The AU faces many of the same problems. As a relatively new organization, the AU hopes to become the key to providing "African solutions to African problems." Over the last six months, the AU has only been able to supply two-thirds the number of troops it initially mandated and will, in all likelihood, be equally unable to fill the size of its expanded mandate. As a fledgling organization, the AU does not possess the clout or support necessary to demand an expanded mandate to protect civilians in Darfur and has been reluctant to seek outside logistical or financial assistance for its mission, perhaps out of fear that doing so will highlight its inadequacies and undermine its credibility further.
While the US, ICC and AU all have a genuine interest in stopping the violence, it is clear that they also have internal concerns that are restricting their effectiveness in Darfur.
At the same time, the United Nations faces internal concerns of its own.
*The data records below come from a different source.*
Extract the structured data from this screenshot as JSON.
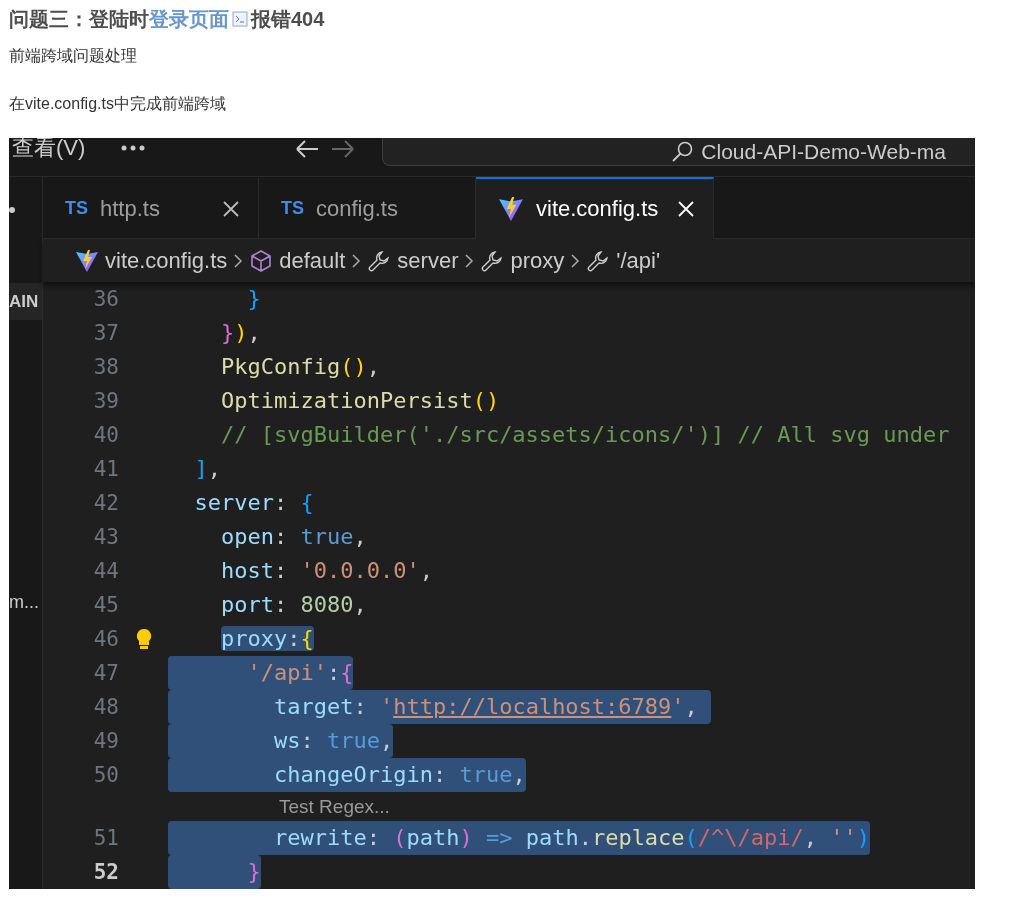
{
  "article": {
    "heading": {
      "before": "问题三：登陆时",
      "link": "登录页面",
      "after": "报错404"
    },
    "paragraphs": [
      "前端跨域问题处理",
      "在vite.config.ts中完成前端跨域"
    ]
  },
  "editor": {
    "menu_label": "查看(V)",
    "search_text": "Cloud-API-Demo-Web-ma",
    "sidebar": {
      "header": "AIN",
      "item": "m..."
    },
    "tabs": [
      {
        "kind": "ts",
        "icon_label": "TS",
        "label": "http.ts",
        "selected": false,
        "closable": true
      },
      {
        "kind": "ts",
        "icon_label": "TS",
        "label": "config.ts",
        "selected": false,
        "closable": false
      },
      {
        "kind": "vite",
        "label": "vite.config.ts",
        "selected": true,
        "closable": true
      }
    ],
    "breadcrumb": [
      {
        "kind": "file",
        "label": "vite.config.ts"
      },
      {
        "kind": "module",
        "label": "default"
      },
      {
        "kind": "property",
        "label": "server"
      },
      {
        "kind": "property",
        "label": "proxy"
      },
      {
        "kind": "property",
        "label": "'/api'"
      }
    ],
    "code": {
      "lines": [
        {
          "kind": "line",
          "number": "36",
          "selected": false,
          "tokens": [
            {
              "kind": "b3",
              "text": "      }"
            }
          ]
        },
        {
          "kind": "line",
          "number": "37",
          "selected": false,
          "tokens": [
            {
              "kind": "b2",
              "text": "    }"
            },
            {
              "kind": "b1",
              "text": ")"
            },
            {
              "kind": "plain",
              "text": ","
            }
          ]
        },
        {
          "kind": "line",
          "number": "38",
          "selected": false,
          "tokens": [
            {
              "kind": "fn",
              "text": "    PkgConfig"
            },
            {
              "kind": "b1",
              "text": "()"
            },
            {
              "kind": "plain",
              "text": ","
            }
          ]
        },
        {
          "kind": "line",
          "number": "39",
          "selected": false,
          "tokens": [
            {
              "kind": "fn",
              "text": "    OptimizationPersist"
            },
            {
              "kind": "b1",
              "text": "()"
            }
          ]
        },
        {
          "kind": "line",
          "number": "40",
          "selected": false,
          "tokens": [
            {
              "kind": "comment",
              "text": "    // [svgBuilder('./src/assets/icons/')] // All svg under"
            }
          ]
        },
        {
          "kind": "line",
          "number": "41",
          "selected": false,
          "tokens": [
            {
              "kind": "b3",
              "text": "  ]"
            },
            {
              "kind": "plain",
              "text": ","
            }
          ]
        },
        {
          "kind": "line",
          "number": "42",
          "selected": false,
          "tokens": [
            {
              "kind": "prop",
              "text": "  server"
            },
            {
              "kind": "plain",
              "text": ": "
            },
            {
              "kind": "b3",
              "text": "{"
            }
          ]
        },
        {
          "kind": "line",
          "number": "43",
          "selected": false,
          "tokens": [
            {
              "kind": "prop",
              "text": "    open"
            },
            {
              "kind": "plain",
              "text": ": "
            },
            {
              "kind": "kw",
              "text": "true"
            },
            {
              "kind": "plain",
              "text": ","
            }
          ]
        },
        {
          "kind": "line",
          "number": "44",
          "selected": false,
          "tokens": [
            {
              "kind": "prop",
              "text": "    host"
            },
            {
              "kind": "plain",
              "text": ": "
            },
            {
              "kind": "str",
              "text": "'0.0.0.0'"
            },
            {
              "kind": "plain",
              "text": ","
            }
          ]
        },
        {
          "kind": "line",
          "number": "45",
          "selected": false,
          "tokens": [
            {
              "kind": "prop",
              "text": "    port"
            },
            {
              "kind": "plain",
              "text": ": "
            },
            {
              "kind": "num",
              "text": "8080"
            },
            {
              "kind": "plain",
              "text": ","
            }
          ]
        },
        {
          "kind": "line",
          "number": "46",
          "lightbulb": true,
          "selected": true,
          "indent_selected": false,
          "tokens": [
            {
              "kind": "prop",
              "text": "    proxy"
            },
            {
              "kind": "plain",
              "text": ":"
            },
            {
              "kind": "b1",
              "text": "{"
            }
          ]
        },
        {
          "kind": "line",
          "number": "47",
          "selected": true,
          "indent_selected": true,
          "tokens": [
            {
              "kind": "str",
              "text": "      '/api'"
            },
            {
              "kind": "plain",
              "text": ":"
            },
            {
              "kind": "b2",
              "text": "{"
            }
          ]
        },
        {
          "kind": "line",
          "number": "48",
          "selected": true,
          "indent_selected": true,
          "tokens": [
            {
              "kind": "prop",
              "text": "        target"
            },
            {
              "kind": "plain",
              "text": ": "
            },
            {
              "kind": "str",
              "text": "'"
            },
            {
              "kind": "url",
              "text": "http://localhost:6789"
            },
            {
              "kind": "str",
              "text": "'"
            },
            {
              "kind": "plain",
              "text": ", "
            }
          ]
        },
        {
          "kind": "line",
          "number": "49",
          "selected": true,
          "indent_selected": true,
          "tokens": [
            {
              "kind": "prop",
              "text": "        ws"
            },
            {
              "kind": "plain",
              "text": ": "
            },
            {
              "kind": "kw",
              "text": "true"
            },
            {
              "kind": "plain",
              "text": ","
            }
          ]
        },
        {
          "kind": "line",
          "number": "50",
          "selected": true,
          "indent_selected": true,
          "tokens": [
            {
              "kind": "prop",
              "text": "        changeOrigin"
            },
            {
              "kind": "plain",
              "text": ": "
            },
            {
              "kind": "kw",
              "text": "true"
            },
            {
              "kind": "plain",
              "text": ","
            }
          ]
        },
        {
          "kind": "codelens",
          "text": "Test Regex..."
        },
        {
          "kind": "line",
          "number": "51",
          "selected": true,
          "indent_selected": true,
          "tokens": [
            {
              "kind": "prop",
              "text": "        rewrite"
            },
            {
              "kind": "plain",
              "text": ": "
            },
            {
              "kind": "b2",
              "text": "("
            },
            {
              "kind": "prop",
              "text": "path"
            },
            {
              "kind": "b2",
              "text": ")"
            },
            {
              "kind": "kw",
              "text": " => "
            },
            {
              "kind": "prop",
              "text": "path"
            },
            {
              "kind": "plain",
              "text": "."
            },
            {
              "kind": "fn",
              "text": "replace"
            },
            {
              "kind": "b3",
              "text": "("
            },
            {
              "kind": "regex",
              "text": "/^\\/api/"
            },
            {
              "kind": "plain",
              "text": ", "
            },
            {
              "kind": "str",
              "text": "''"
            },
            {
              "kind": "b3",
              "text": ")"
            }
          ]
        },
        {
          "kind": "line",
          "number": "52",
          "current": true,
          "selected": true,
          "indent_selected": true,
          "tokens": [
            {
              "kind": "b2",
              "text": "      }"
            }
          ]
        }
      ]
    }
  }
}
The presence of Russia and China on the Security Council has stymied attempts to force Khartoum to reign in the Janjaweed militias and prevented the imposition of sanctions. Nonetheless, no amount of internal concerns can excuse this recent statement by Jan Pronk, Kofi Annan's Special Representative to Sudan.
While Annan was telling Khartoum that the violence "must stop," Pronk was praising Khartoum for setting up meaningless show trials designed solely to slow the ICC investigation:The government says its national trials will be credible and will be a substitute for the ICC, which announced last week the formal launch of its investigation in Darfur.For two years, Khartoum has waged a genocidal campaign against the people of Darfur, taking the lives of an estimated 400,000 people. Under no circumstances does this government deserve "the benefit of the doubt."
Pronk said those concerned about the credibility of the national court, which begins proceedings on June 15, should give the government the benefit of the doubt.
"If the government takes a decision to do something which it had been asked to do late, you only have to criticise that they are late, you should not criticise that they are doing it," he said. "So give the government the benefit of the doubt."
Solving the crisis in Darfur is undoubtedly a priority for many in the international community. Unfortunately, it is not a main priority. And because of that, it is likely that tens of thousands Africans will continue to die over the coming months.